Wed Feb 15 13:36:32 CET 2017

On 02/15/2017 01:12 PM, Petter Reinholdtsen wrote:
> [Thomas Sødring]
>> From a first guess, there is enough in the API to support extraction
>> making!  Normally you might use a findAll method and process the
>> database in a particular fashion to make an extraction, but the
>> interface has no real findAll (avoid returning 300000 records in a
>> single call). Pagination is required so we'd process the core through
>> pages of results. It is possible!
> Good.
>
> A nice way to everything is working as it should, would be to import a
> data set and export it again, and verify that the content did not
> change.  Do you think that would be possible with nikita and the API?

Absolutely possible with the core, but not with the Hateoas API though, and
you'd need to use the import API. I'm not working on that API at the moment
though. In the Hateoas API it is not possible to override fields like
systemId,
createdBy, createdDate etc as that would kill the authenticity of the
material.

One of the things I was looking at was to use the core as a viewer for
various Noark 5 extractions as well importing some Noark 4 extractions
to Noark 5 so that it can be included in the core. Hence the Noark 4 to
Noark 5 mapping tool I referred to in a post yesterday.

> I suspect the systemID values will change, if there is no way to set
> them.  Is there any control of the uniqueness of such IDs?

The core set's them automatically. There is no control of uniqueness.
I'd also
make a point that if you are using this as a recordkeeping core, you
can't change
this, but using it as a viewer in an archive, you need this import
functionality.

>
>> I wrote some code  (php) to validate a Noark 5 extraction that might be
>> of interest:
>>
>> https://github.com/KDRS-SA/noark5-validator
>>
>> You can find two example extractions here:
>>
>> https://github.com/KDRS-SA/noark5-validator/tree/master/src/resources/test-uttrekk
>>
>> I think one is correct, while the other has some mistakes
> Right.  Perhaps we should have importing the correct one as a short term
> goal, along with an extraction program?

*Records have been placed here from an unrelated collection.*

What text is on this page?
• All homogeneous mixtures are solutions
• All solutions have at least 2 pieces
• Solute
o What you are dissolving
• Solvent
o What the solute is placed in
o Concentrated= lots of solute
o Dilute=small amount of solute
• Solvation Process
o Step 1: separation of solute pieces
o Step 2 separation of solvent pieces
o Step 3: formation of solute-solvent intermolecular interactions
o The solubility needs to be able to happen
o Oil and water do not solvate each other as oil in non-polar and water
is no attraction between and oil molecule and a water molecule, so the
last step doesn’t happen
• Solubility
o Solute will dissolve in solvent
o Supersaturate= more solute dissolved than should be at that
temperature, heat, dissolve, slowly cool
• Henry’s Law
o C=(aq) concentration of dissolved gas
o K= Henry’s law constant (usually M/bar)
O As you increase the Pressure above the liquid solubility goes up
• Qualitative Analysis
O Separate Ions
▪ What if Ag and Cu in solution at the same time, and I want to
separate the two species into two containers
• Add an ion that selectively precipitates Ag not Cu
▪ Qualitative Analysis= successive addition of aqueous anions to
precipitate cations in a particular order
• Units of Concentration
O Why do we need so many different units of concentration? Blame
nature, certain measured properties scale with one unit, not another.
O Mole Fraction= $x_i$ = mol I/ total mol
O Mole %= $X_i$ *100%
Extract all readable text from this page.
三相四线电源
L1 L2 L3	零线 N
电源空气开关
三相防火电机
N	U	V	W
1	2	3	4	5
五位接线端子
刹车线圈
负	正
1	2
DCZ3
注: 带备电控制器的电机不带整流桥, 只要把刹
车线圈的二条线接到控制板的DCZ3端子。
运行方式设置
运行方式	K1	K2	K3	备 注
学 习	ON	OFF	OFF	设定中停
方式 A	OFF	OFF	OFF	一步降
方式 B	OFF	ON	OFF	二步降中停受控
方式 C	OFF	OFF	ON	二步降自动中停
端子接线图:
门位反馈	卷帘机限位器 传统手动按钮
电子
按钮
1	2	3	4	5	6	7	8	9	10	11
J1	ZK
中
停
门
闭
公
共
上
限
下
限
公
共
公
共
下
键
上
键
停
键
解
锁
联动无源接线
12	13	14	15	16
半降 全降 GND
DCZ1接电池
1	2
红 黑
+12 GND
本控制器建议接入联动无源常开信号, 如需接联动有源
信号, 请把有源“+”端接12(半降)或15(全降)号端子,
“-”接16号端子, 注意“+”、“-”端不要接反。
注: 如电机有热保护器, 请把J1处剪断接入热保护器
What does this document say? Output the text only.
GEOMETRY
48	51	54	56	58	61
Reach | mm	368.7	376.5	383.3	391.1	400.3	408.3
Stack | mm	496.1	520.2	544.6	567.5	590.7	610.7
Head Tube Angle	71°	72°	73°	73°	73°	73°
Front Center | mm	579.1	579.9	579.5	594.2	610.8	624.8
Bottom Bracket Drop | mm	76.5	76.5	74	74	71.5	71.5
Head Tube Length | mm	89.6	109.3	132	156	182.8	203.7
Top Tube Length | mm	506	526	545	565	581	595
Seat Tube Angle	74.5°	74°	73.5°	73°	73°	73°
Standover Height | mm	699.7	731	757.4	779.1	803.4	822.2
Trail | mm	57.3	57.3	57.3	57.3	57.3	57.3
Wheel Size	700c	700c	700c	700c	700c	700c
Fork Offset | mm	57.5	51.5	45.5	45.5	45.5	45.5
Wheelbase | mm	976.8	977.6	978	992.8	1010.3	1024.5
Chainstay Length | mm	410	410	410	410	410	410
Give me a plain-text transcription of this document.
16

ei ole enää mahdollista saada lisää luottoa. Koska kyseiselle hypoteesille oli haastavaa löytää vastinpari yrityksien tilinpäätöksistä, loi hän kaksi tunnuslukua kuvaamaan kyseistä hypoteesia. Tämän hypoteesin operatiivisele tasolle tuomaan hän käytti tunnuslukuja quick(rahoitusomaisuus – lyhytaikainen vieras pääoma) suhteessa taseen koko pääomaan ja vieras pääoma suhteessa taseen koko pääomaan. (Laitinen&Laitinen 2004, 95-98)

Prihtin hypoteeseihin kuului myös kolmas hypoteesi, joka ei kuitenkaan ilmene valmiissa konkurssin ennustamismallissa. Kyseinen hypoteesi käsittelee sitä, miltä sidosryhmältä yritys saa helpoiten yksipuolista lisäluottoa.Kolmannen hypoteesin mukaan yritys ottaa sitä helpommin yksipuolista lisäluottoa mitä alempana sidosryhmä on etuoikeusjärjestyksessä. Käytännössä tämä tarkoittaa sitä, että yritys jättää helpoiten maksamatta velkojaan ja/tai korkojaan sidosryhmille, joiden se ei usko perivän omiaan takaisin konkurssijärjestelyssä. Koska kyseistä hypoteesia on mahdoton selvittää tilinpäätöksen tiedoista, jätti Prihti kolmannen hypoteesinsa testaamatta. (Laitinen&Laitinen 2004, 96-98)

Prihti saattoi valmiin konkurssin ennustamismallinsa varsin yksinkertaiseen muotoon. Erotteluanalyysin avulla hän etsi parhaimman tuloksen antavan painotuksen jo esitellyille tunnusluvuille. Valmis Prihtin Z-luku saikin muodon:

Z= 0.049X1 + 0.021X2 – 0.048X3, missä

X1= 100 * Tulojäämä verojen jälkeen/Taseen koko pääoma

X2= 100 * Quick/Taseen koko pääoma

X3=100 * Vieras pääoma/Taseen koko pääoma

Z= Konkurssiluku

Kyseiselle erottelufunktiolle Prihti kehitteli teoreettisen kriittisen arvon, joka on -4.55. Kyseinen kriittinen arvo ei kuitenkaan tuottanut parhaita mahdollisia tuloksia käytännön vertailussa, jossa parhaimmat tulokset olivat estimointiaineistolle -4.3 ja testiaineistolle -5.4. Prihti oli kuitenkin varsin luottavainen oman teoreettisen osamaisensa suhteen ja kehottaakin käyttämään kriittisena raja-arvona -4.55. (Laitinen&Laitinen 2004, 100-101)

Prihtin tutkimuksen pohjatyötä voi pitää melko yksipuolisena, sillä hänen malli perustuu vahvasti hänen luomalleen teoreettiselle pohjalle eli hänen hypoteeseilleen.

An extraction module is on the roadmap, import isn't. But it's not
difficult to write
an import program to parse a Noark 5 extraction. The changelog.xml
 (endringslogg.xml) is definitely an issue as I use hibernate-envers at the
moment and sneaking in records there is difficult, but possible! But
importing
arkivstruktur.xml is very straight forward.

>
>> Good idea! We can develop it together if you want. You tend to be two
>> steps ahead so you will probably have it done first :) But I
>> definitely think that such a module is mandatory for a Noark 5 core.
> I'll see what I can do.  I first plan to add more data using my test
> script, and try to verify that the field content is controlled for
> invalid and valid values. :)
>